September Protests

Photo Credit: Leung Ching Yau Alex via Flickr

By Stanley Aronowitz

September was an eventful month for social protests.

Here at home, an estimated 400,000 marchers filled the streets of New York City to demand urgent action to stem climate change. Global warming is only the tip of the crisis: flooding, severe hurricane activity, droughts and unexpected heat waves have recently afflicted large portions of the planet. The climate march comprised a wide range of groups, including large contingents from the unions, environmental organizations and a surprising array of unaffiliated citizens.

On Monday, September 29 hundreds of members of the Professional Staff Congress, the union of faculty and staff of the City University of New York rallied for a raise on the street facing the main entrance to Baruch College, where the CUNY Board of Directors was meeting. Like other city and state workers, the union’s 23,000 members had not received a raise for four years.

The pro-democracy demonstrations in Hong Kong exemplified a more militant response. In contrast to routine one day events, Occupy Hong Kong signals a new style, like the earlier US Occupy movement and the recent outpouring of community rage in Ferguson, Missouri, where people — most of them black — marched and fought established authorities for days, leaving their workplaces and their fear behind.

Perhaps most unexpected of all, students, teachers and parents in a Denver, Colorado suburb walked out of classes into the streets to protest the right-wing “patriotism” curriculum concocted by a Koch-Funded Board of Education.

Have we entered a new era of civil disobedience, continuous global protests against authoritarian rule?
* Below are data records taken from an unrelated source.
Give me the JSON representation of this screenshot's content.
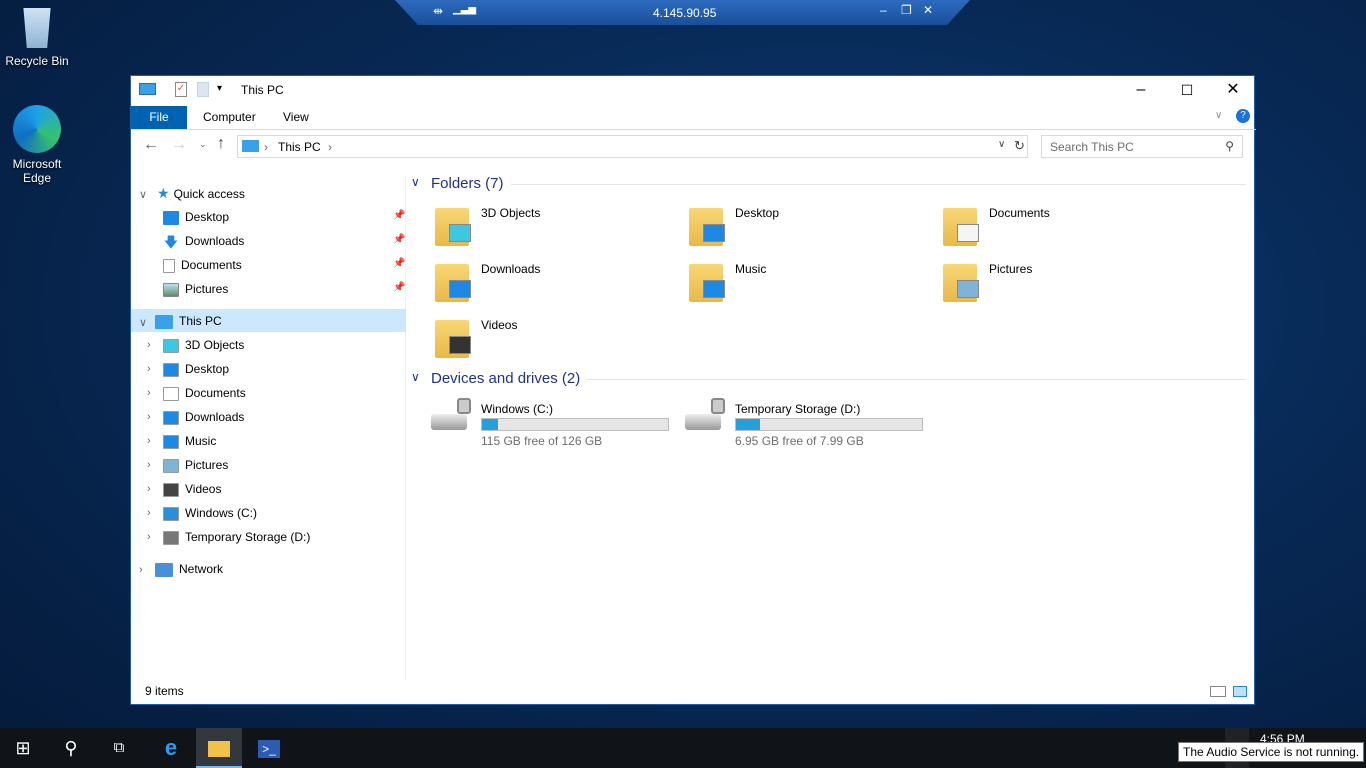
{
  "desktop": {
    "icons": [
      {
        "label": "Recycle Bin",
        "icon": "recycle-bin-icon"
      },
      {
        "label": "Microsoft Edge",
        "icon": "edge-icon"
      }
    ]
  },
  "rdp_bar": {
    "host": "4.145.90.95"
  },
  "window": {
    "title": "This PC",
    "ribbon_tabs": [
      "File",
      "Computer",
      "View"
    ],
    "address": {
      "crumb": "This PC"
    },
    "search_placeholder": "Search This PC",
    "nav": {
      "quick_access": "Quick access",
      "quick_items": [
        "Desktop",
        "Downloads",
        "Documents",
        "Pictures"
      ],
      "this_pc": "This PC",
      "pc_items": [
        "3D Objects",
        "Desktop",
        "Documents",
        "Downloads",
        "Music",
        "Pictures",
        "Videos",
        "Windows (C:)",
        "Temporary Storage (D:)"
      ],
      "network": "Network"
    },
    "folders_header": "Folders (7)",
    "folders": [
      "3D Objects",
      "Desktop",
      "Documents",
      "Downloads",
      "Music",
      "Pictures",
      "Videos"
    ],
    "devices_header": "Devices and drives (2)",
    "drives": [
      {
        "name": "Windows (C:)",
        "free": "115 GB free of 126 GB",
        "used_fraction": 0.087
      },
      {
        "name": "Temporary Storage (D:)",
        "free": "6.95 GB free of 7.99 GB",
        "used_fraction": 0.13
      }
    ],
    "status": "9 items",
    "accent": "#0063b1"
  },
  "taskbar": {
    "time": "4:56 PM",
    "tooltip": "The Audio Service is not running."
  }
}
Not only against one-party dictatorships, but within so-called democratic societies dominated by corporate capitalist power that has immobilized the state at best, and completely dominated public life so that the concept of citizenship itself is under siege? And what do we make of the dramatic presence of high school students and their parents who ordinarily bow to school authority, among those fighting the Right? If these events are part of a new era, where do the ordinarily law-abiding unions stand?

Stanley Aronowitz is Distinguished Professor of Sociology and Urban Education at the CUNY Graduate Center.